Stella is at the house cleaning when I get back so I hit the roof for some sun before heading down to watch the beginning of Prime Minister's Questions. He looks harried and while it would be almost impossible for the opposition not to come off better, Miliband is now looking a little more like a politician and less the gawky, bolshy school boy. Having said that I suspect if an election were held tomorrow no one would bother voting: 'shat on by Tories, shovelled up by Labor. And here I am... perhaps the last island of beauty in the world...'. Perhaps.

It's the children's confirmation class in the afternoon so I spend some time thinking of how to explain the Bible to 9 year olds and devise some games to get them to learn the books and how they fit together.

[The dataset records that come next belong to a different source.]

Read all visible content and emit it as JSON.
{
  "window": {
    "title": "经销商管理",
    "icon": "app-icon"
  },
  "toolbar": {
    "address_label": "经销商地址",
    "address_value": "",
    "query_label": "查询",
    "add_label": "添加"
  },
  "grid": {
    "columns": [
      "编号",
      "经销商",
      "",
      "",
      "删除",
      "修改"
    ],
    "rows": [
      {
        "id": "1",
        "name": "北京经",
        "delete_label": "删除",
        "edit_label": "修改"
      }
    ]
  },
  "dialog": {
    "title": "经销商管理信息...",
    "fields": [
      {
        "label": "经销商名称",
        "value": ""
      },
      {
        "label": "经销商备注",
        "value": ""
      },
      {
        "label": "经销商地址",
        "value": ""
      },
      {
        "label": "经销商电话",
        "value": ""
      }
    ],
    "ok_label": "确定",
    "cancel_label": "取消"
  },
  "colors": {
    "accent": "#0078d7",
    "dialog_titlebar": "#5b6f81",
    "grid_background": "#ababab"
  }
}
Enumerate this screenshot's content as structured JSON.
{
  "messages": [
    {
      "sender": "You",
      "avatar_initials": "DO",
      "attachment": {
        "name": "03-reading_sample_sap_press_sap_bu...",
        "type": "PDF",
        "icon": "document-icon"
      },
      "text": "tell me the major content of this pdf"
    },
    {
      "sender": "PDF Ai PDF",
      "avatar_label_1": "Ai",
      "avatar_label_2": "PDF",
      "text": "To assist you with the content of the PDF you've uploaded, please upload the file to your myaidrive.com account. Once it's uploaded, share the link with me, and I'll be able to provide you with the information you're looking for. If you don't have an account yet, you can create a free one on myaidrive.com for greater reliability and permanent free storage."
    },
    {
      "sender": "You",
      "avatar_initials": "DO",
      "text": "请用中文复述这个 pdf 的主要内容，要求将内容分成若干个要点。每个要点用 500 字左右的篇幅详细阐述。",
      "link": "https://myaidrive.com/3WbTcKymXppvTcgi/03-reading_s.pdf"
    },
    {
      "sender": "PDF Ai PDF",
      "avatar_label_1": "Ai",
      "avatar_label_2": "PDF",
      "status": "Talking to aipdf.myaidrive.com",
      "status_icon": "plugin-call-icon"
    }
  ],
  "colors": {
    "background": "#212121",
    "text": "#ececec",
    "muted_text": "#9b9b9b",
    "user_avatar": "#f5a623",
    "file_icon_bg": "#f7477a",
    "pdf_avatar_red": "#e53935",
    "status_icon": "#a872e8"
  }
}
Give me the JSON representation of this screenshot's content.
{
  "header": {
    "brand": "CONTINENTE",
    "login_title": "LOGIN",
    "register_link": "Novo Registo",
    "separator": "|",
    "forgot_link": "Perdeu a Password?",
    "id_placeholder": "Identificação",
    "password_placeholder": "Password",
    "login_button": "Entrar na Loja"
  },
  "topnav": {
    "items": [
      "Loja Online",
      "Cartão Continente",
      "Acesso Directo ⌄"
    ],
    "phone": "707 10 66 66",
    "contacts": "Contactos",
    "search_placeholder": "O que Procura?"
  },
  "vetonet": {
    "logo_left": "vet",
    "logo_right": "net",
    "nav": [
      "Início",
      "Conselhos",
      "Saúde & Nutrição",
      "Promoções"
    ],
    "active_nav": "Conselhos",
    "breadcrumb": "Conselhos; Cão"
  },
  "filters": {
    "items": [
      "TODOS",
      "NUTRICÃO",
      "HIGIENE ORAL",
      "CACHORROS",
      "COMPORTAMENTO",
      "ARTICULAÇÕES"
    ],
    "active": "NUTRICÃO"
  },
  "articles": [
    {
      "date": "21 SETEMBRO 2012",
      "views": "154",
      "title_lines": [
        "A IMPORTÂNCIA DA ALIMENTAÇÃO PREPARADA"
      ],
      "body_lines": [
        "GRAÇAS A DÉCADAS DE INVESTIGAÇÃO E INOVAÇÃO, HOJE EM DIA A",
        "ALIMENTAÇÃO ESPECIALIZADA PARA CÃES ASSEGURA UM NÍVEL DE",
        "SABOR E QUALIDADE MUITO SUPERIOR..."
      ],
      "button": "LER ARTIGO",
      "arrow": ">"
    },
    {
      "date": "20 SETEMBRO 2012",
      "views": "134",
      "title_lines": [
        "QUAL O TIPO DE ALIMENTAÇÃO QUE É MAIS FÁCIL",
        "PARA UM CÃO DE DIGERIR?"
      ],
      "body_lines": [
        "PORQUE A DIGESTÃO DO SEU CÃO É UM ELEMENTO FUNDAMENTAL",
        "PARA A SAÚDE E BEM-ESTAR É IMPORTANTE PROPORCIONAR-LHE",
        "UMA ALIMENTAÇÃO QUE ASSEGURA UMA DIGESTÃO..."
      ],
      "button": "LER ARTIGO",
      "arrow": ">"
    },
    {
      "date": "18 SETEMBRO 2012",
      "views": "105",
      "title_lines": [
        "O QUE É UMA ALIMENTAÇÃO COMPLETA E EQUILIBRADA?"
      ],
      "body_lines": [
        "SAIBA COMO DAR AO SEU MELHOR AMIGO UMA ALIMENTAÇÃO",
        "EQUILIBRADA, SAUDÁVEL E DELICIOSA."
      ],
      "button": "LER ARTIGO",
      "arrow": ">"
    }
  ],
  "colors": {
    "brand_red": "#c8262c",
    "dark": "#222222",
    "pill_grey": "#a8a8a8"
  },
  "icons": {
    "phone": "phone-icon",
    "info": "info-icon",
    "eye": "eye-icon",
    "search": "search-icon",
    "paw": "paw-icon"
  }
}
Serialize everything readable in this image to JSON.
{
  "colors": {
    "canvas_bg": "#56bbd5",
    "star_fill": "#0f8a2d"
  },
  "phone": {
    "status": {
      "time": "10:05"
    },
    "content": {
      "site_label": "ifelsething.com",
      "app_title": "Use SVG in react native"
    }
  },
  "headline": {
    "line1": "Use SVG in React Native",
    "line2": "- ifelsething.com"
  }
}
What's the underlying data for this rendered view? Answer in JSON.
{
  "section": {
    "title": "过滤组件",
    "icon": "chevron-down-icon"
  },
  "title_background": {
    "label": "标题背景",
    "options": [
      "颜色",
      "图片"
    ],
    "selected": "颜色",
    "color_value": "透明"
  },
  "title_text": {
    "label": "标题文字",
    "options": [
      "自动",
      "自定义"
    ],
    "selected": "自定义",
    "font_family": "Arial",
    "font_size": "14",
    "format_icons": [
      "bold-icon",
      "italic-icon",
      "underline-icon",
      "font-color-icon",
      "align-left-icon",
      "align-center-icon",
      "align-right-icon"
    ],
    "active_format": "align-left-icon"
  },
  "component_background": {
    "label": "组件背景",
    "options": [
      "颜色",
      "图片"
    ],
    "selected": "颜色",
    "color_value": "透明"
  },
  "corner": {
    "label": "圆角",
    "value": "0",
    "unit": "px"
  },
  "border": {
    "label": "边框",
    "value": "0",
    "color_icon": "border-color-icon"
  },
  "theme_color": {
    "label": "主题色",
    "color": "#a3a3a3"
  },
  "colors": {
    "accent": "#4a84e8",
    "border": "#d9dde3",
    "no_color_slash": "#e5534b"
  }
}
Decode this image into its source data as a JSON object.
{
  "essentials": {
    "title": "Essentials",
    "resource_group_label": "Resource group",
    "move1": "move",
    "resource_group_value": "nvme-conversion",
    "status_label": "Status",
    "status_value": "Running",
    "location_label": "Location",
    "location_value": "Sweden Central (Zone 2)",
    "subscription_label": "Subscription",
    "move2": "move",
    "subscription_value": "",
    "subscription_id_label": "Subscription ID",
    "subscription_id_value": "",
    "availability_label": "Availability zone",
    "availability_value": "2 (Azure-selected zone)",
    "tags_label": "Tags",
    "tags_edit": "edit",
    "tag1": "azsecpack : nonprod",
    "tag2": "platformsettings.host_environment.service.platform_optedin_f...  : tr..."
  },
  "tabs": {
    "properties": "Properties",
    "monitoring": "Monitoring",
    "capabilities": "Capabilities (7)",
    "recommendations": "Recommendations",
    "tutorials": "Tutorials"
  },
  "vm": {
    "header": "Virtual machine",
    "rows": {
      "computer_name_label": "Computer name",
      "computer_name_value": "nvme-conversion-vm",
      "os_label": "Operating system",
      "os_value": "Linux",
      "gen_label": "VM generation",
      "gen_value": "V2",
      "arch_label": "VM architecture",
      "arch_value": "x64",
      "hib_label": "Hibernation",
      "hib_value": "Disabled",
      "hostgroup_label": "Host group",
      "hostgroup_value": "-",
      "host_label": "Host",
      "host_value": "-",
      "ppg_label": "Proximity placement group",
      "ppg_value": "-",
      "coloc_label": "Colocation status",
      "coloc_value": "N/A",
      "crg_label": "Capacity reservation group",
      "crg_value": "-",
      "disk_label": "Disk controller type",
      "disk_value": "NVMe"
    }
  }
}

The class actually goes really well; it's a lot more fun than I expect and most of the knowledge is there even if it's not always tied together very well. You always get funny and amusing tangents from kids and although they have real trouble saying "Deuteronomy" they are quite insightful about subjectivity and how the same thing seems different with different eyes. The vicar has returned having had a particularly good holiday and is in fine form.

After a speedy evening prayer I head off to meet a fellow Roman curate in King's Cross. I've found a sherry bar in a nice little courtyard which is marvellous. Roaring would most certainly approve with her frequent trips to Malaga. My comrade prefers cocktails however so we go next door first for a pair of French 75s each. The staff condescend because we don't choose their own cocktails. After a large sherry we go for steaks found on google maps, where the staff condescend because they think they're very fashionable. The steak is the bloodiest I've had and comes on a big board. Unfortunately the board is too big for the table and my plate is pushed right to the edge. Disaster occurs when the plate flips steak on to my lap and plate, loudly, on to the floor. "Would you like a new plate sir?" The staff condescend further and I cover my shame with a red wine filter. After a brief interlude involving mojitos we end up St Pancras hotel where the staff turn condescension into an art, though to be fair we are a little rowdy and it's past midnight. They do, however, provide delicious snacks with our drinks. My fellow lush has missed his last train and comes back to the house for a final glass of wine. At 4am I call Roaring to see how her retreat is going. She is pleased to hear from me and I drift off to sleep sometime following...

1 comment:

  1. This is an excellent series. It is exactly how I imagined your life, which obviously I regularly do. I would happily read a whole book of it. I might even contemplate buying said book.